On Broadway in 1983–84, Galina Panova succeeded Natalia Makarova, also a Soviet ballerina who had defected, in the Broadway revival of On Your Toes, for which Makarova had won a Tony Award.

In 1993 he founded the Ashdod Art Centre in Israel, a ballet troupe. Five years later he founded the Panov Ballet Theatre, also in Ashdod.

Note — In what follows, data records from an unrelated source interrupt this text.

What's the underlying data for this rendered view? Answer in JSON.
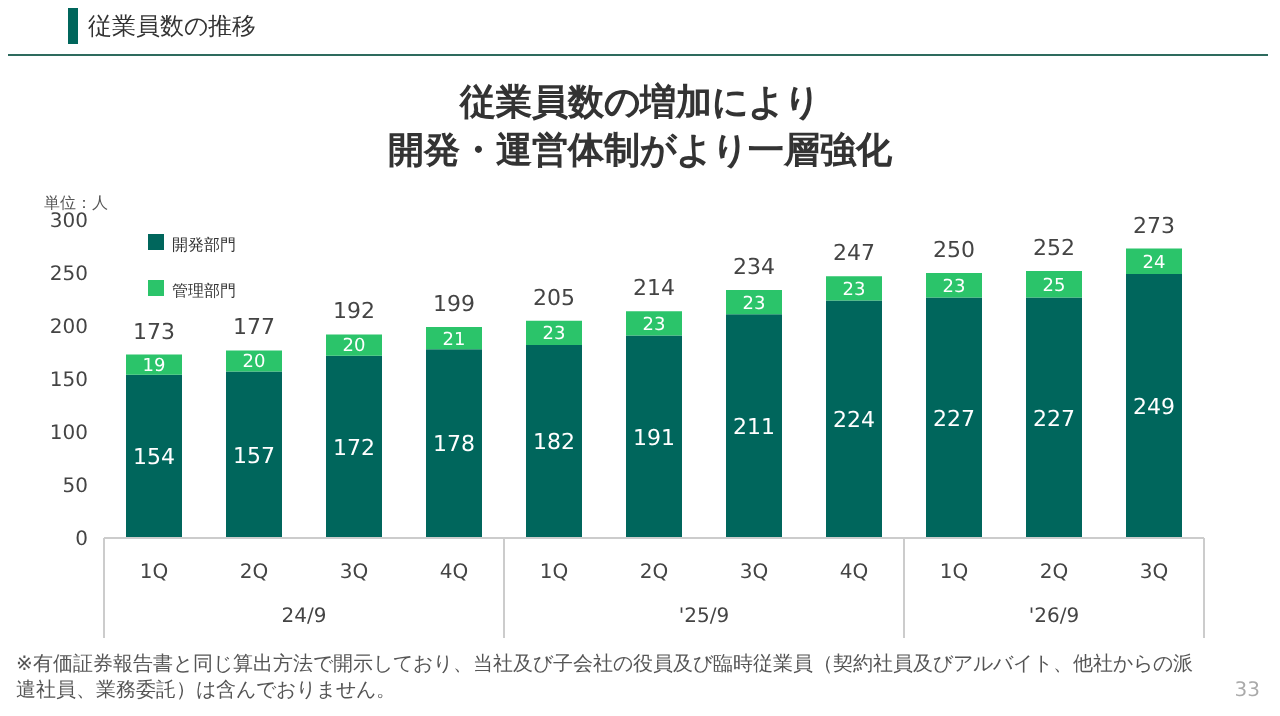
{
  "chart_data": {
    "type": "bar",
    "stacked": true,
    "title": "従業員数の増加により",
    "subtitle": "開発・運営体制がより一層強化",
    "ylabel": "単位：人",
    "categories": [
      "1Q",
      "2Q",
      "3Q",
      "4Q",
      "1Q",
      "2Q",
      "3Q",
      "4Q",
      "1Q",
      "2Q",
      "3Q"
    ],
    "series": [
      {
        "name": "開発部門",
        "color": "#00665c",
        "values": [
          154,
          157,
          172,
          178,
          182,
          191,
          211,
          224,
          227,
          227,
          249
        ]
      },
      {
        "name": "管理部門",
        "color": "#2bc46a",
        "values": [
          19,
          20,
          20,
          21,
          23,
          23,
          23,
          23,
          23,
          25,
          24
        ]
      }
    ],
    "totals": [
      "173",
      "177",
      "192",
      "199",
      "205",
      "214",
      "234",
      "247",
      "250",
      "252",
      "273"
    ],
    "data_labels": true,
    "ylim": [
      0,
      300
    ],
    "yticks": [
      0,
      50,
      100,
      150,
      200,
      250,
      300
    ],
    "legend": "top left",
    "annotations": [
      "従業員数の推移",
      "24/9",
      "'25/9",
      "'26/9",
      "※有価証券報告書と同じ算出方法で開示しており、当社及び子会社の役員及び臨時従業員（契約社員及びアルバイト、他社からの派遣社員、業務委託）は含んでおりません。",
      "33"
    ]
  }
}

In 1998 he created the ballet Liebestod.

==Death==
Panov died on 3 June 2025, at the age of 87.

==Autobiography==
- To Dance (New York, 1978) ISBN 9780394498829
A musical theatre production of To Dance had its world premiere on 18–30 August 2015, at The New York International Fringe Festival. Book and lyrics are by Kyra Robinov and music is by Tibor Zonai. A review on the website Theatre is Easy called the production "a testimony to strong will, determination, and effort overcoming oppression and tyranny."

The musical had been under development since 2011, and was previewed at the Santa Fe Musical Theatre Festival in August 2014.

==Honors==
- Valery Panov was awarded the Lenin Prize (1969).
- Valery Panov was an honorary citizen of New York City and San Francisco.